Games Are the Best Long Horizon Task
The most capable AI agents won't be trained on enterprise workflows. They'll be trained on games.
Most model companies are pouring resources into enterprise task training: teaching agents to navigate spreadsheets, draft emails, build decks. Enterprises pay. But this is a local maximum.
On Professional Tasks
When is a PowerPoint done? You know when a chess game is over. Someone wins, someone loses, someone draws. But a report? A slide deck? You're done when your manager stops asking for changes, or when you run out of time. “It depends” is a terrible training signal.
Consider writing a report. You have a vaguely defined goal (“make it comprehensive”), an action space that's effectively infinite, and an end state determined by human judgment. The verifier is a person, and people disagree. One manager wants bullet points. Another wants narrative. A third wants both, but shorter.
Each intermediate action (choosing a header, deciding which data to include, formatting a chart) exists in this vast, fuzzy space where “correct” is subjective. You can verify that the report exists. You can't easily verify that it's good.
When this space is defined by human preferences rather than objective outcomes, you train models to imitate humans. Humans satisfice. We anchor on the first approach that seems reasonable. We optimize for looking productive over being productive.
Games Are Long Horizon
Games solve every structural problem that makes office tasks bad long-horizon training.
Verifiable end states. Chess, Go, Donkey Kong, StarCraft. You know when you've won. No ambiguity, no “let's circle back.” The signal is clean.
Well-defined action spaces. In chess, you have a finite set of legal moves at each position. In StarCraft, a large but bounded set of actions per tick. Complex enough to be interesting, structured enough to learn from. Compare that to “write the next paragraph of this quarterly report,” where the action space is essentially all of language.
Dynamic environments. Most interesting games involve another player, or at minimum, a world that responds to your actions. Office tasks are mostly static. The spreadsheet doesn't fight back.

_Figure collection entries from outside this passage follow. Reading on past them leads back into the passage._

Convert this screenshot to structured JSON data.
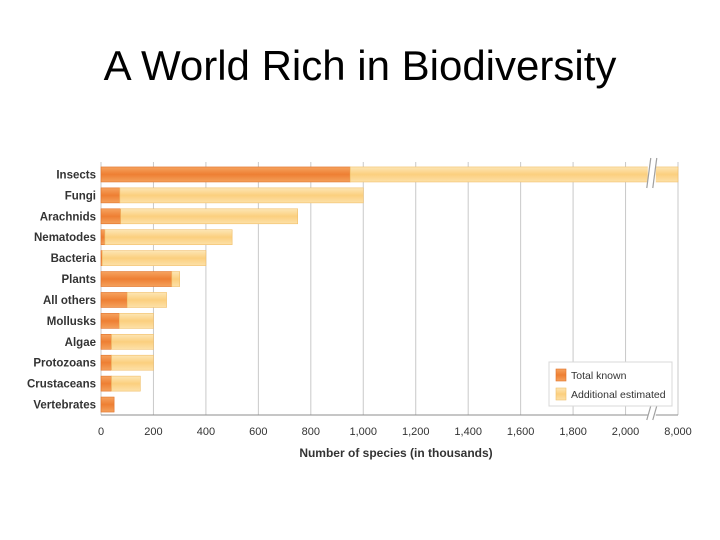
{
  "slide": {
    "title": "A World Rich in Biodiversity"
  },
  "chart_data": {
    "type": "bar",
    "orientation": "horizontal",
    "stacked": true,
    "categories": [
      "Insects",
      "Fungi",
      "Arachnids",
      "Nematodes",
      "Bacteria",
      "Plants",
      "All others",
      "Mollusks",
      "Algae",
      "Protozoans",
      "Crustaceans",
      "Vertebrates"
    ],
    "series": [
      {
        "name": "Total known",
        "color": "#ef8a3c",
        "values": [
          950,
          72,
          75,
          15,
          5,
          270,
          100,
          70,
          40,
          40,
          40,
          50
        ]
      },
      {
        "name": "Additional estimated",
        "color": "#fcd58e",
        "values": [
          7050,
          928,
          675,
          485,
          395,
          30,
          150,
          130,
          160,
          160,
          110,
          0
        ]
      }
    ],
    "xlabel": "Number of species (in thousands)",
    "ylabel": "",
    "xlim": [
      0,
      2200
    ],
    "axis_break": {
      "display_value": 2100,
      "label": "8,000"
    },
    "xticks": [
      0,
      200,
      400,
      600,
      800,
      1000,
      1200,
      1400,
      1600,
      1800,
      2000
    ],
    "xtick_labels": [
      "0",
      "200",
      "400",
      "600",
      "800",
      "1,000",
      "1,200",
      "1,400",
      "1,600",
      "1,800",
      "2,000",
      "8,000"
    ],
    "grid": true,
    "legend_position": "bottom-right"
  }
}
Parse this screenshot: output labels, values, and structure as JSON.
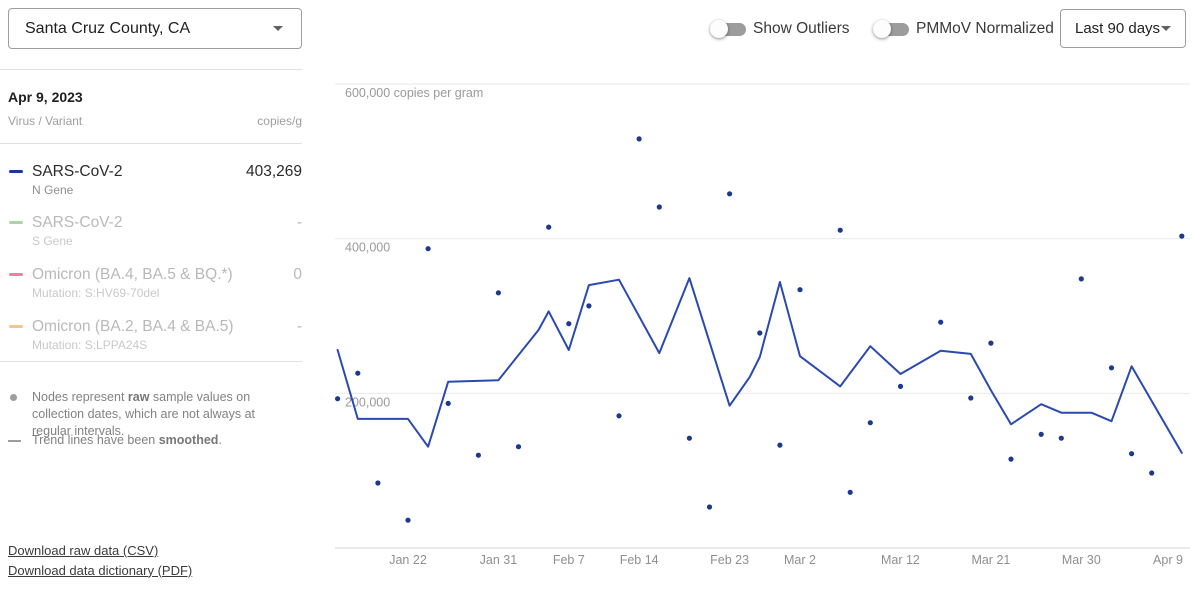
{
  "header": {
    "location": {
      "value": "Santa Cruz County, CA"
    },
    "toggles": [
      {
        "label": "Show Outliers",
        "state": "off"
      },
      {
        "label": "PMMoV Normalized",
        "state": "off"
      }
    ],
    "range": {
      "value": "Last 90 days"
    }
  },
  "sidebar": {
    "selected_date": "Apr 9, 2023",
    "columns": {
      "left": "Virus / Variant",
      "right": "copies/g"
    },
    "series_list": [
      {
        "name": "SARS-CoV-2",
        "subtitle": "N Gene",
        "value": "403,269",
        "color": "#1c398f",
        "active": true
      },
      {
        "name": "SARS-CoV-2",
        "subtitle": "S Gene",
        "value": "-",
        "color": "#a9d7a3",
        "active": false
      },
      {
        "name": "Omicron (BA.4, BA.5 & BQ.*)",
        "subtitle": "Mutation: S:HV69-70del",
        "value": "0",
        "color": "#ec82a0",
        "active": false
      },
      {
        "name": "Omicron (BA.2, BA.4 & BA.5)",
        "subtitle": "Mutation: S:LPPA24S",
        "value": "-",
        "color": "#f7c38e",
        "active": false
      }
    ],
    "notes": [
      {
        "pre": "Nodes represent ",
        "bold": "raw",
        "post": " sample values on collection dates, which are not always at regular intervals."
      },
      {
        "pre": "Trend lines have been ",
        "bold": "smoothed",
        "post": "."
      }
    ],
    "links": [
      "Download raw data (CSV)",
      "Download data dictionary (PDF)"
    ]
  },
  "chart_data": {
    "type": "scatter",
    "title": "",
    "ylabel": "copies per gram",
    "y_domain": [
      0,
      620000
    ],
    "grid": "horizontal-only",
    "legend_position": "none",
    "point_color": "#1c398f",
    "line_color": "#2a4aae",
    "y_gridlines": [
      {
        "value": 600000,
        "label": "600,000 copies per gram"
      },
      {
        "value": 400000,
        "label": "400,000"
      },
      {
        "value": 200000,
        "label": "200,000"
      }
    ],
    "x_ticks": [
      {
        "date": "2023-01-22",
        "label": "Jan 22"
      },
      {
        "date": "2023-01-31",
        "label": "Jan 31"
      },
      {
        "date": "2023-02-07",
        "label": "Feb 7"
      },
      {
        "date": "2023-02-14",
        "label": "Feb 14"
      },
      {
        "date": "2023-02-23",
        "label": "Feb 23"
      },
      {
        "date": "2023-03-02",
        "label": "Mar 2"
      },
      {
        "date": "2023-03-12",
        "label": "Mar 12"
      },
      {
        "date": "2023-03-21",
        "label": "Mar 21"
      },
      {
        "date": "2023-03-30",
        "label": "Mar 30"
      },
      {
        "date": "2023-04-09",
        "label": "Apr 9"
      }
    ],
    "series": [
      {
        "name": "SARS-CoV-2 N Gene raw samples",
        "style": "points",
        "points": [
          {
            "date": "2023-01-15",
            "value": 193000
          },
          {
            "date": "2023-01-17",
            "value": 226000
          },
          {
            "date": "2023-01-19",
            "value": 84000
          },
          {
            "date": "2023-01-22",
            "value": 36000
          },
          {
            "date": "2023-01-24",
            "value": 387000
          },
          {
            "date": "2023-01-26",
            "value": 187000
          },
          {
            "date": "2023-01-29",
            "value": 120000
          },
          {
            "date": "2023-01-31",
            "value": 330000
          },
          {
            "date": "2023-02-02",
            "value": 131000
          },
          {
            "date": "2023-02-05",
            "value": 415000
          },
          {
            "date": "2023-02-07",
            "value": 290000
          },
          {
            "date": "2023-02-09",
            "value": 313000
          },
          {
            "date": "2023-02-12",
            "value": 171000
          },
          {
            "date": "2023-02-14",
            "value": 529000
          },
          {
            "date": "2023-02-16",
            "value": 441000
          },
          {
            "date": "2023-02-19",
            "value": 142000
          },
          {
            "date": "2023-02-21",
            "value": 53000
          },
          {
            "date": "2023-02-23",
            "value": 458000
          },
          {
            "date": "2023-02-26",
            "value": 278000
          },
          {
            "date": "2023-02-28",
            "value": 133000
          },
          {
            "date": "2023-03-02",
            "value": 334000
          },
          {
            "date": "2023-03-06",
            "value": 411000
          },
          {
            "date": "2023-03-07",
            "value": 72000
          },
          {
            "date": "2023-03-09",
            "value": 162000
          },
          {
            "date": "2023-03-12",
            "value": 209000
          },
          {
            "date": "2023-03-16",
            "value": 292000
          },
          {
            "date": "2023-03-19",
            "value": 194000
          },
          {
            "date": "2023-03-21",
            "value": 265000
          },
          {
            "date": "2023-03-23",
            "value": 115000
          },
          {
            "date": "2023-03-26",
            "value": 147000
          },
          {
            "date": "2023-03-28",
            "value": 142000
          },
          {
            "date": "2023-03-30",
            "value": 348000
          },
          {
            "date": "2023-04-02",
            "value": 233000
          },
          {
            "date": "2023-04-04",
            "value": 122000
          },
          {
            "date": "2023-04-06",
            "value": 97000
          },
          {
            "date": "2023-04-09",
            "value": 403269
          }
        ]
      },
      {
        "name": "SARS-CoV-2 N Gene smoothed trend",
        "style": "line",
        "points": [
          {
            "date": "2023-01-15",
            "value": 256000
          },
          {
            "date": "2023-01-17",
            "value": 167000
          },
          {
            "date": "2023-01-22",
            "value": 167000
          },
          {
            "date": "2023-01-24",
            "value": 131000
          },
          {
            "date": "2023-01-26",
            "value": 215000
          },
          {
            "date": "2023-01-31",
            "value": 217000
          },
          {
            "date": "2023-02-04",
            "value": 282000
          },
          {
            "date": "2023-02-05",
            "value": 306000
          },
          {
            "date": "2023-02-07",
            "value": 256000
          },
          {
            "date": "2023-02-09",
            "value": 340000
          },
          {
            "date": "2023-02-12",
            "value": 347000
          },
          {
            "date": "2023-02-16",
            "value": 252000
          },
          {
            "date": "2023-02-19",
            "value": 349000
          },
          {
            "date": "2023-02-23",
            "value": 184000
          },
          {
            "date": "2023-02-25",
            "value": 221000
          },
          {
            "date": "2023-02-26",
            "value": 247000
          },
          {
            "date": "2023-02-28",
            "value": 344000
          },
          {
            "date": "2023-03-02",
            "value": 248000
          },
          {
            "date": "2023-03-06",
            "value": 209000
          },
          {
            "date": "2023-03-09",
            "value": 261000
          },
          {
            "date": "2023-03-12",
            "value": 225000
          },
          {
            "date": "2023-03-16",
            "value": 255000
          },
          {
            "date": "2023-03-19",
            "value": 251000
          },
          {
            "date": "2023-03-21",
            "value": 204000
          },
          {
            "date": "2023-03-23",
            "value": 160000
          },
          {
            "date": "2023-03-26",
            "value": 186000
          },
          {
            "date": "2023-03-28",
            "value": 175000
          },
          {
            "date": "2023-03-31",
            "value": 175000
          },
          {
            "date": "2023-04-02",
            "value": 164000
          },
          {
            "date": "2023-04-04",
            "value": 235000
          },
          {
            "date": "2023-04-09",
            "value": 123000
          }
        ]
      }
    ]
  }
}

Deep sequential decisions. A game of Go runs 150+ moves. StarCraft can be thousands of actions. Genuinely deep decision problems where early moves compound.
The Real Pareto
When DeepMind trained AlphaGo, it started by imitating human experts. The breakthrough came when it stopped imitating and started playing against itself. Move 37 against Lee Sedol, a move no human professional would have played and that commentators initially called a mistake, turned out to be brilliant. The model found something humans missed in thousands of years of play.
In games, you can train against true outputs. Not human-optimized outputs, but actually optimal ones. The objective function exists independently of human judgment. You don't need a person to tell you whether a move was good. The game tells you.
In office tasks, there is no “Move 37” for PowerPoint. The ceiling is always human taste, human convention, human approval. You can get very good at imitating the best humans. You cannot transcend them, because there's nothing to transcend toward.
Games provide that objective function. The abstract reasoning needed to play Go at superhuman levels (pattern recognition, long-term planning, evaluation of complex state) aren't game-specific skills. They're the building blocks of general intelligence.
Humans are inherently inefficient optimizers. RL training that takes human demonstrations as the target will produce agents that are, at best, efficient imitators of inefficiency. The next Pareto frontier requires training on ground truth. Games are the only domain complex enough to develop general reasoning and clean enough to provide it.
The Future Is in Games
Over the next few years, model companies will correctly keep training on professional tasks. There's massive value there.
The breakthroughs won't come from teaching a model to write better emails. They'll come from teaching one to win.